Edward Larkin described it as "meticulously researched" and found its close readings of oft-dismissed poems among the book's most gratifying contributions. Larkin suggested, however, that the work might have benefited from placing political poetry in dialogue with other literary forms of the period, such as plays and essay series. "This is not so much a criticism of Wells's excellent book," he wrote, "as it is a reflection motivated by Poetry Wars."

Matthew Garrett found Wells "superb" on the political signification of generic choices and attuned to the way Federalist and Republican poetic sparring gradually emptied each side's strategies of intrinsic value. Garrett called the book "by far the best monograph on colonial American and early US verse."

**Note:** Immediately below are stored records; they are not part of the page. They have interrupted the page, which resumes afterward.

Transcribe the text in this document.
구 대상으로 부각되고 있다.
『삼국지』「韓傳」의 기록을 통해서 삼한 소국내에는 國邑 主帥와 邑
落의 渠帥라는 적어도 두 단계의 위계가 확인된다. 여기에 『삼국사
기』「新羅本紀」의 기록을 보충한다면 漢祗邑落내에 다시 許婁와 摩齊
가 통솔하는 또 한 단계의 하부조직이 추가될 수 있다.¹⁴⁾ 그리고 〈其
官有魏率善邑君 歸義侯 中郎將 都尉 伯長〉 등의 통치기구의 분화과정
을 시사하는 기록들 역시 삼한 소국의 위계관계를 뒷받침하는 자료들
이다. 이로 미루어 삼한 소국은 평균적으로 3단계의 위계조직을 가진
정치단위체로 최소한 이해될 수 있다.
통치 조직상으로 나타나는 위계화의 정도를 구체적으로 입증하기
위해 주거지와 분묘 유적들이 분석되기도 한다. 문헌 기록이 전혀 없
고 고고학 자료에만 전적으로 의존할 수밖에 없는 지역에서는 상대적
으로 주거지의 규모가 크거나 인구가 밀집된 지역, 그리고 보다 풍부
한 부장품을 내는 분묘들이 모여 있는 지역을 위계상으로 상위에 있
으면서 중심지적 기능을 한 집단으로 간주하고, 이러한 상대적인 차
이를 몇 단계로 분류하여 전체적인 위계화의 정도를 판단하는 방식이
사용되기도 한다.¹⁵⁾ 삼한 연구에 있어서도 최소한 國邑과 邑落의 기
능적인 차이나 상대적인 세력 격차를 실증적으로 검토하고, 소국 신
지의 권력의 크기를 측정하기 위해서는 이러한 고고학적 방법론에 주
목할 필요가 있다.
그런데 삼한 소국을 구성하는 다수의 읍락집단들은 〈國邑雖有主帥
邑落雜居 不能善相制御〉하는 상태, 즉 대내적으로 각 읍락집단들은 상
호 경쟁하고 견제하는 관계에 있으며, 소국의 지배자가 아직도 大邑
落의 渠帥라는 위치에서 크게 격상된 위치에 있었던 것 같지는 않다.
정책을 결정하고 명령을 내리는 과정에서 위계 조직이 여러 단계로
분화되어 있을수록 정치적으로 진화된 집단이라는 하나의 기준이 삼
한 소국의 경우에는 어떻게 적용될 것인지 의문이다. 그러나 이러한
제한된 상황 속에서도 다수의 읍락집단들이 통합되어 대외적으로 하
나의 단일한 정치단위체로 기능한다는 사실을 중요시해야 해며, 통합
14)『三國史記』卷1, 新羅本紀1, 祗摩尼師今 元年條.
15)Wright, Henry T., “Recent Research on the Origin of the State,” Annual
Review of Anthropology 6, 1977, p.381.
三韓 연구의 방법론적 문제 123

Michael C. Cohen found the stakes of the poetic fights described in the book "surprisingly — even depressingly — contemporary." Cohen noticed that the book's many verse battles "begin to feel like the same battle repeated over and over again," a quality he regarded as both a virtue and a problem: a virtue because it underscored the interconnectedness of the conflicts across four decades, a problem because it exposed how easily the concept of the "public sphere" was abstracted from the specificity Wells otherwise provided.

William Huntting Howell described the work as "superbly researched, closely argued, and utterly compelling," crediting it with recovering a vast and unjustly neglected archive of late eighteenth-century American verse.

In her review of the book alongside Carrie Hyde's Civic Longing, Keri Holf said that Wells provided "a much-needed assessment not just of poetry's prevalence in American print culture but also of its 'capacity to intervene in the domain of real power.'" Holt thought that both Wells and Hyde acknowledged sectional undercurrents in early American partisan politics but did not pursue them in detail, and suggested regional dynamics of literature and politics as a productive area for future inquiry.